Nesse vértice com a Filosofia Grega, a realidade atual verde e amarela aponta para mais de 381 mil doses de vacinas distribuídas (conforme o Ministério da Saúde). Já no outro lado desse pragmático enredo, o Instituto Butantan divulgou um levantamento realizado por pesquisadores da USP e da Unesp – referente aos números do Ministério da Saúde a partir da conclusão dos primeiros ciclos vacinais com as duas doses –, onde impressionantes 96% das mortes de Covid-19 (naquele período) foram de quem não se vacinou.
E mesmo com a retórica acerca da morte de vacinados, é sabido que a vacina não é uma “garantia vitalícia” e, sim, um “seguro contra maiores danos”. Afinal, uma vez vacinado, não se tem a chancela da imunidade contra o vírus, mas um maior poder de resposta do organismo para enfrentá-lo.
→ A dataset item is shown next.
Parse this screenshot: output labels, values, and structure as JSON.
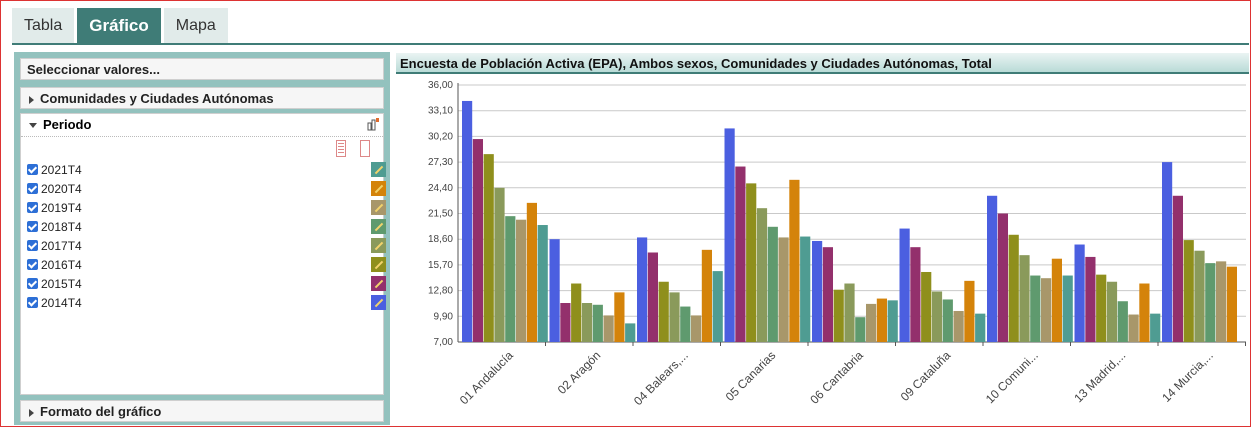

Por fim, a verdade histórica aponta que o Homem trocou a liberdade individual dos tempos de “Estado Natural” de Hobbes (onde todos podiam todas as coisas), por outra: a liberdade jurídica em que ele (o Homem) se submete às regras legítimas para que se possa viver em sociedade; e devidamente protegido pelo Direito.
Assim, nesse verdadeiro silogismo Aristotélico (onde a junção de duas premissas resultam na conclusão), se a Justiça deve ser praticada ante os fatos justos, e àqueles que não se vacinam invocam o direito à liberdade individual, estaríamos diante de uma espécie de “Direito à Ignorância”?
Direito esse que parece ter motivado o “pedido de prisão” contra o jornalista Willian Bonner. Felizmente, a Justiça negou essa balbúrdia processual.